If you would rather use a bag or want separate bags then weekend bags are great. 

They are big, spacious and open. And also you can get pretty ones here

The good news is many weekend bags have wheels which will make them easier to carry. Try to get one with a pull-out handle for convenience. 

Gym bags, duffel bags and holdalls are good options too.

#3. Baby’s changing bag

Some women prefer to use their baby’s changing bag to hold all their baby things. 

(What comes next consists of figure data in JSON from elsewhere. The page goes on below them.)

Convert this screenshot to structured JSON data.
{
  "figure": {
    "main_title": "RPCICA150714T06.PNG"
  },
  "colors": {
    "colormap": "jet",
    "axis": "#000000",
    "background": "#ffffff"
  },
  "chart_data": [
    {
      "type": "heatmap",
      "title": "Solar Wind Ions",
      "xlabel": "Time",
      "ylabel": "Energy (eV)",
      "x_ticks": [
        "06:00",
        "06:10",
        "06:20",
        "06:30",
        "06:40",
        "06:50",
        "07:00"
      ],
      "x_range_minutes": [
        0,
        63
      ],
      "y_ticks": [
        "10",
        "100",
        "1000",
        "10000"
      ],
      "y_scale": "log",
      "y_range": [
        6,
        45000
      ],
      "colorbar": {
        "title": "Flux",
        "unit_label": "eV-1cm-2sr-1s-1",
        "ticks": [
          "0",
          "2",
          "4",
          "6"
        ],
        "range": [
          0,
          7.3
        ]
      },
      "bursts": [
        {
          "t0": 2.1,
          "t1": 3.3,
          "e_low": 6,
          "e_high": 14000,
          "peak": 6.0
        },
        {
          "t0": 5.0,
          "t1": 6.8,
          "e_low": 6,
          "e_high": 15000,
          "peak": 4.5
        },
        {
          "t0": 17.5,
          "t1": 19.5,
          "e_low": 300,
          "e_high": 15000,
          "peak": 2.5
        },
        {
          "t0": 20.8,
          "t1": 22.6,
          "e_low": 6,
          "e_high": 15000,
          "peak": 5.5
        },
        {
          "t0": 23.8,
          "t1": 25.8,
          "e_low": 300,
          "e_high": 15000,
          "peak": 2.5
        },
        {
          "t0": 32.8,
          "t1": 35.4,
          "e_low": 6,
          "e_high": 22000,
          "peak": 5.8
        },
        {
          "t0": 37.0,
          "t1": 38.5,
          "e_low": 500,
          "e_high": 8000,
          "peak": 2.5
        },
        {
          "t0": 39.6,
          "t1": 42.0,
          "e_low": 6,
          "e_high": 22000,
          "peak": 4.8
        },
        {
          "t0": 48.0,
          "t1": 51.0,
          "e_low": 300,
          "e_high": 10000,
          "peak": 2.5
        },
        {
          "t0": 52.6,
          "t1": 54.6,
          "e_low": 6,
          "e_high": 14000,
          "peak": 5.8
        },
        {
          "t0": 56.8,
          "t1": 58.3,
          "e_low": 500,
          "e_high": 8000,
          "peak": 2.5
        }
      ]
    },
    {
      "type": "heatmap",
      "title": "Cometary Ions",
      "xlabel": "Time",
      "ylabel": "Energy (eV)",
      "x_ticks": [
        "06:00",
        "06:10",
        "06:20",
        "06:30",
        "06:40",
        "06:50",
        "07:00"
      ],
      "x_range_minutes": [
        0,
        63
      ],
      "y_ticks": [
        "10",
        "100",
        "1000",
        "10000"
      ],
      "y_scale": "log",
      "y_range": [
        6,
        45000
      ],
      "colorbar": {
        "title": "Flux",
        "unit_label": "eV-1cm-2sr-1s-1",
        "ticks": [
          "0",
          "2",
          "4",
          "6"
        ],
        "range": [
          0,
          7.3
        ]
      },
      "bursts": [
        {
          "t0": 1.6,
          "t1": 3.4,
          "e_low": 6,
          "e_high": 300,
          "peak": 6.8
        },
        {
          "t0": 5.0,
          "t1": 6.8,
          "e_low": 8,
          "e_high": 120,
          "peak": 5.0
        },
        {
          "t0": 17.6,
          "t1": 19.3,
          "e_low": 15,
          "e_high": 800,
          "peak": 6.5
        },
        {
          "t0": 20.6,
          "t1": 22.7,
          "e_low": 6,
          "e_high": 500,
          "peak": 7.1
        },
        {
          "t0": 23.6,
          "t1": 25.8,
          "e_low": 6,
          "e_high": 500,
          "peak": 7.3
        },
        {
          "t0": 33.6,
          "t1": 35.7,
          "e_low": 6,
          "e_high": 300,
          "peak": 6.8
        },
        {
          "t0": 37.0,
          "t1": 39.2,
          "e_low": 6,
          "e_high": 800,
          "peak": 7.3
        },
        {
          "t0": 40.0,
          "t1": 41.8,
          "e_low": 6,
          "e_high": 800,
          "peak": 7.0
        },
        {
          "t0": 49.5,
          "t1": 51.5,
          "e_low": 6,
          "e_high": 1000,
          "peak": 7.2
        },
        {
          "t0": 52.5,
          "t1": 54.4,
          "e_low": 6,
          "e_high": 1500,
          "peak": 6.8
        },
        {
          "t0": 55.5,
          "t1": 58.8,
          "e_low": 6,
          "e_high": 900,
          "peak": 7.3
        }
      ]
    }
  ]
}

This is what I did. I didn’t want to spend extra money on a hospital bag, so I used the bags I had at home.

#4. Large suitcase

This is perfect for women having Inductions, those expecting multiples and if you want to bring as much as possible to make you comfortable.

#5. Bag for snacks

A waterproof drawstring bag is a great bag for snacks. Just make sure you don’t forget your snack bag at home because your partner will need to eat to keep up his/her strength during labour.

#6. Backpack for dad

Some dads prefer to pack their things in a backpack as it’s handier.

#7. Back up bag in the car

It’s a good idea to pack a bag with extra stuff for everyone. If you have to stay extra days in the hospital for any reason, then your partner won’t have to run back and forth.

You can keep this extra bag in the boot of your car or at home by the front door if you’re not mobile.

If you don’t end up using it, then you’ll just unpack the bag when you get home and are settled in with your newborn baby.

In Conclusion

I hope this post has clarified any questions you had about the size of your hospital bag.

Knowing the type and size of the bag to take into the hospital when having your baby will make you feel more confident.